Chipotle is going to great lengths to communicate that the company's performance on all of its digital initiatives will be a defining factor in the future success of the business.
— Erika Adams
Chipotle’s executive paychecks are being officially tied, in part, to the success of the company’s digital strategy over the next couple of years.
Under the incentive award, executives will receive additional shares in the company if certain performance criteria are met over two years.
Chipotle didn’t mince words in the description of the incentive award: the potential payout depends on the company’s future digital performance, a rare compensation benchmark for the restaurant industry that is under pressure to boost digital sales.
“The [Compensation] Committee believes that the strategic importance of gaining digital market share over the next three years warranted a one-time digital transformation award as further incentive for management to achieve the company’s digital goals,” a March proxy filing stated.
The Incentive Plan
In the company’s most recent 10-Q filing in April, the digital transformation award is spelled out in further detail.
Under the terms of the agreement, executives will receive extra compensation in the form of company shares based on their performance as it relates to the following three metrics: digital sales growth, managing general and administrative expenses as a percentage of revenue, and the successful completion of key strategic initiatives.
According to the award specifics, executives have to guide the company to an undisclosed set amount of annual digital sales revenue by the end of 2020, and it’s no coincidence that Chipotle breaks out its percentage of digital sales to investors each quarter to demonstrate incremental progress. In the first quarter of 2019, Chipotle reported $205 million in digital sales, double the amount earned in the same period last year. Sales across all digital channels currently account for 15.7 percent of total restaurant sales.
“For companies to do something special or supplemental to their regular compensation program, they know they are going to face significant amount of scrutiny,” said Kathryn Neel, a managing director at executive compensation consulting firm Semler Brossy. “So, they have to be able to explain to their shareholders the purpose of the award and the shareholders are going to look to see that what they are paying for — what the company is paying for — aligns with what the company says it needs to do to turn the business around.”
There is also a set amount of general and administrative expenses as a percentage of revenue that must be achieved in the same timeframe. In its first-quarter earnings release, Chipotle reported $103 million in general and administrative expenses, up 33 percent from the same period in 2018. The figure represents 7.8 percent of Chipotle’s total revenue earned in the quarter.

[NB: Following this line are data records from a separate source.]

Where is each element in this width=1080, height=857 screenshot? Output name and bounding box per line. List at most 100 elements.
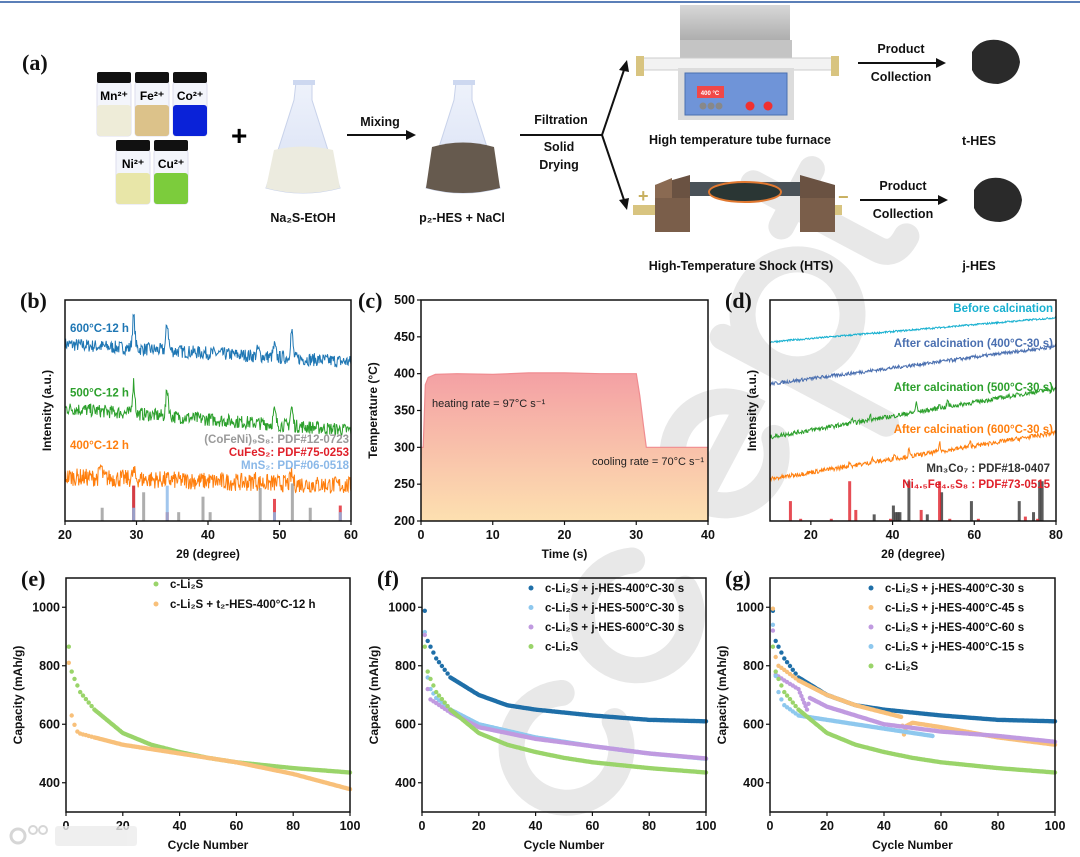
panel-label: (c) [358, 288, 382, 313]
data-point [439, 663, 445, 669]
data-point [802, 700, 807, 705]
data-point [776, 689, 781, 695]
data-point [773, 638, 778, 644]
data-point [799, 693, 804, 699]
data-point [428, 644, 433, 649]
filtration-label: Filtration [534, 113, 587, 127]
x-tick-label: 50 [273, 528, 287, 542]
y-axis-title: Capacity (mAh/g) [11, 646, 25, 745]
series-label: After calcination (400°C-30 s) [894, 338, 1053, 350]
reference-stick [1032, 512, 1036, 521]
vial: Cu²⁺ [153, 140, 189, 205]
reference-stick [788, 501, 792, 521]
x-tick-label: 60 [967, 528, 981, 542]
series-label: Before calcination [953, 303, 1053, 315]
reference-stick [100, 507, 104, 521]
series-label: 500°C-12 h [70, 387, 129, 399]
data-point [66, 660, 72, 665]
reference-stick [1040, 481, 1044, 521]
series-1 [66, 660, 353, 792]
reference-stick [889, 518, 893, 521]
legend-label: c-Li₂S + t₂-HES-400°C-12 h [170, 599, 316, 611]
x-tick-label: 60 [344, 528, 358, 542]
vial-cap [154, 140, 188, 151]
tube-furnace-illustration: 400 °C [636, 5, 839, 120]
legend-marker [528, 605, 534, 610]
vial-cap [116, 140, 150, 151]
x-tick-label: 100 [1045, 819, 1066, 833]
x-axis-title: 2θ (degree) [881, 547, 945, 561]
legend-marker [528, 644, 534, 649]
data-point [784, 693, 790, 698]
vial: Co²⁺ [172, 72, 208, 137]
x-tick-label: 80 [991, 819, 1005, 833]
chart-f: (f) c-Li₂S + j-HES-400°C-30 s c-Li₂S + j-H… [367, 566, 716, 852]
reference-stick [258, 487, 262, 521]
logo-watermark [9, 825, 137, 846]
x-tick-label: 60 [229, 819, 243, 833]
data-point [431, 650, 436, 655]
panel-label-a: (a) [22, 50, 48, 75]
legend-label: c-Li₂S + j-HES-400°C-30 s [545, 583, 684, 595]
data-point [782, 689, 787, 695]
na2s-etoh-label: Na₂S-EtOH [270, 211, 335, 225]
reference-stick [338, 512, 342, 521]
legend-marker [868, 585, 874, 591]
legend-label: c-Li₂S + j-HES-400°C-60 s [885, 622, 1024, 634]
reference-stick [1036, 518, 1040, 521]
legend-marker [868, 644, 874, 649]
reference-stick [201, 496, 205, 521]
x-tick-label: 40 [886, 528, 900, 542]
reference-stick [969, 501, 973, 521]
x-axis-title: Cycle Number [524, 838, 605, 852]
legend-label: c-Li₂S [545, 642, 579, 654]
reference-stick [948, 518, 952, 521]
x-tick-label: 20 [58, 528, 72, 542]
x-tick-label: 40 [173, 819, 187, 833]
data-point [422, 644, 427, 649]
j-hes-label: j-HES [961, 259, 995, 273]
data-point [422, 608, 427, 613]
panel-label: (d) [725, 288, 752, 313]
data-point [790, 667, 795, 672]
y-tick-label: 1000 [388, 600, 416, 614]
y-tick-label: 500 [394, 293, 415, 307]
legend-marker [528, 624, 534, 630]
panel-label: (g) [725, 566, 751, 591]
y-axis-title: Intensity (a.u.) [40, 370, 54, 451]
reference-label: MnS₂: PDF#06-0518 [241, 460, 350, 472]
y-tick-label: 300 [394, 440, 415, 454]
data-point [66, 644, 72, 649]
reference-label: (CoFeNi)₉S₈: PDF#12-0723 [204, 434, 349, 446]
plot-frame [65, 577, 351, 813]
x-tick-label: 80 [286, 819, 300, 833]
vial-solution [116, 173, 150, 204]
chart-b: (b) 600°C-12 h 500°C-12 h 400°C-12 h (CoFeNi… [20, 288, 358, 561]
reference-stick [872, 514, 876, 521]
t-hes-label: t-HES [962, 134, 996, 148]
x-axis-title: Time (s) [542, 547, 588, 561]
data-point [69, 713, 74, 718]
data-point [784, 660, 790, 665]
ion-label: Co²⁺ [177, 89, 203, 103]
xrd-pattern [769, 343, 1057, 387]
y-axis-title: Capacity (mAh/g) [715, 646, 729, 745]
data-point [796, 686, 801, 692]
y-tick-label: 1000 [736, 600, 764, 614]
data-point [770, 622, 776, 627]
legend-label: c-Li₂S [170, 579, 204, 591]
reference-stick [894, 512, 898, 521]
reference-stick [272, 498, 276, 521]
x-tick-label: 30 [629, 528, 643, 542]
x-tick-label: 0 [419, 819, 426, 833]
furnace-display: 400 °C [701, 91, 720, 97]
data-point [425, 686, 430, 692]
reference-stick [940, 492, 944, 521]
metal-ion-vials: Mn²⁺ Fe²⁺ Co²⁺ Ni²⁺ Cu²⁺ [96, 72, 208, 205]
branch-arrows [600, 66, 626, 204]
x-tick-label: 0 [767, 819, 774, 833]
reference-stick [290, 483, 294, 521]
x-tick-label: 40 [201, 528, 215, 542]
reference-stick [829, 518, 833, 521]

Aside from the direct financial metrics, executives must also contribute to the success of strategic company initiatives. This is defined as seeing through “the successful completion of two initiatives through the state gate process” by the end of 2020.
The stage gate process is Chipotle’s term for market testing. The company established the new process last year, with intent to use it to test everything from new menu additions to digital drive-thru lanes to the implementation of the company’s new digital loyalty program, which completed the stage gate process and went to a national launch in March.
Executives at the company could receive above target payouts of up to 300 percent depending on if certain undisclosed digital sales goals are exceeded. The participants have to stay with Chipotle until early 2023 at the earliest to see the full potential award realized.
Over the past 12 months, Chipotle’s stock has posted gains of over 120 percent. Since CEO Brian Niccol joined the company in February 2018, Chipotle’s stock has gone from around $315 per share to upwards of $700 per share at its peak.
“For the avoidance of doubt, all three goals outlined above must be achieved for the performance goals to be deemed satisfied,” the filing stated. “If any of the goals is not achieved, the performance goals will not be met and no performance shares will be earned.”
A Significant Shift
Chipotle is going to great lengths to communicate both internally and externally that the company’s performance on all of its digital initiatives — delivery, online ordering, and catering — will be a defining factor in the future success of the business.
While it’s rare to see digital strategies explicitly spelled out in incentive plans for food and beverage companies, Neel noted that she’s previously seen language spelling out digital benchmarks in executive compensation programs in the retail industry.
“What was interesting to see was those who did it and those who didn’t [in retail],” Neel said. “Those who did it at the time, they got it. They understood what they needed to do. To me, it indicated a company that really got it and understood how important it was going to be.”